I'm sure they can do brainfuck if you have a good training set.

bob1029 4 days ago
LLMs are terrible at brainfuck. I spent a solid week attempting to use generative models to iteratively refine BF program tapes with nothing to show for it. I've written genetic programming routines that can produce better brainfuck programs than ChatGPT can.
For example, if I prompt ChatGPT: "Write me a BF program that produces the alphabet, but inverts the position of J & K" it will deterministically fail. I've never even seen one that produces the alphabet the normal way.

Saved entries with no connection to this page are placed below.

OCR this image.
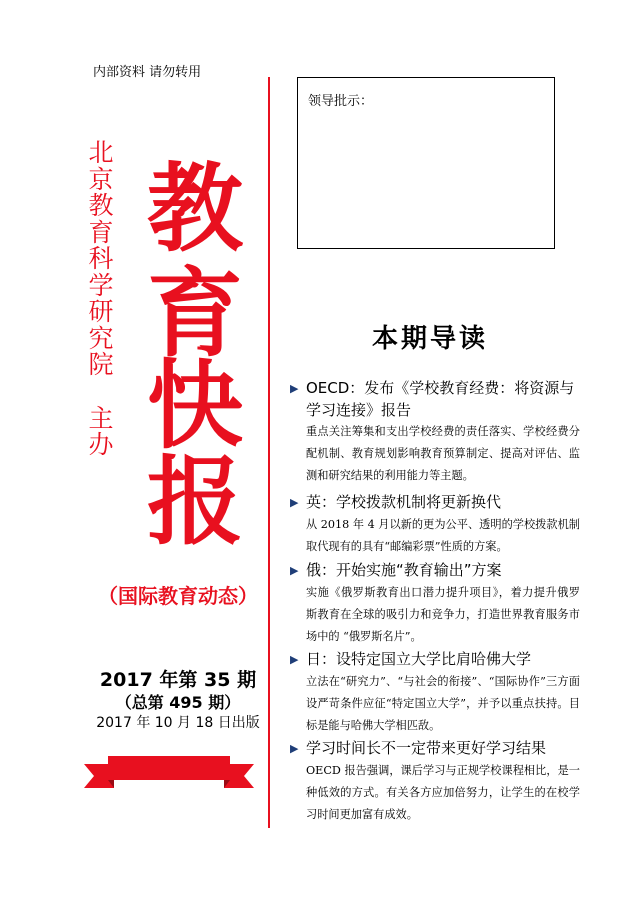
内部资料 请勿转用
北京教育科学研究院
主办
教
育
快
报
（国际教育动态）
2017 年第 35 期
（总第 495 期）
2017 年 10 月 18 日出版
领导批示：
本期导读
▶ OECD：发布《学校教育经费：将资源与学习连接》报告
重点关注筹集和支出学校经费的责任落实、学校经费分配机制、教育规划影响教育预算制定、提高对评估、监测和研究结果的利用能力等主题。
▶ 英：学校拨款机制将更新换代
从 2018 年 4 月以新的更为公平、透明的学校拨款机制取代现有的具有“邮编彩票”性质的方案。
▶ 俄：开始实施“教育输出”方案
实施《俄罗斯教育出口潜力提升项目》，着力提升俄罗斯教育在全球的吸引力和竞争力，打造世界教育服务市场中的 “俄罗斯名片”。
▶ 日：设特定国立大学比肩哈佛大学
立法在“研究力”、“与社会的衔接”、“国际协作”三方面设严苛条件应征“特定国立大学”，并予以重点扶持。目标是能与哈佛大学相匹敌。
▶ 学习时间长不一定带来更好学习结果
OECD 报告强调，课后学习与正规学校课程相比，是一种低效的方式。有关各方应加倍努力，让学生的在校学习时间更加富有成效。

I can run a GP algorithm over an example of the altered alphabet string and use simple MSE to get it to evolve a BF program that actually emits the expected output.
The BPE tokenizer seems like a big part of the problem when considering the byte-per-instruction model, but fundamentally I don't think there is a happy path even if we didn't need to tokenize the corpus. The expressiveness of the language is virtually non-existent. Namespaces, type names, member names, attributes, etc., are a huge part of what allows for a LLM to lock on to the desired outcome. Getting even one byte wrong is catastrophic for the program's meaning. You can get a lot of bytes wrong in C/C++/C#/Java/Go/etc. (e.g. member names) and still have the function do exactly the same thing.
- gwbas1c 4 days ago
  
  That was a very serious response to an off-the-cuff joke.
  BUT: Please, oh please, write up a blog entry! I bet that would be fun to read.

bbarnett 4 days ago

Yes! But only if they write the compiler too.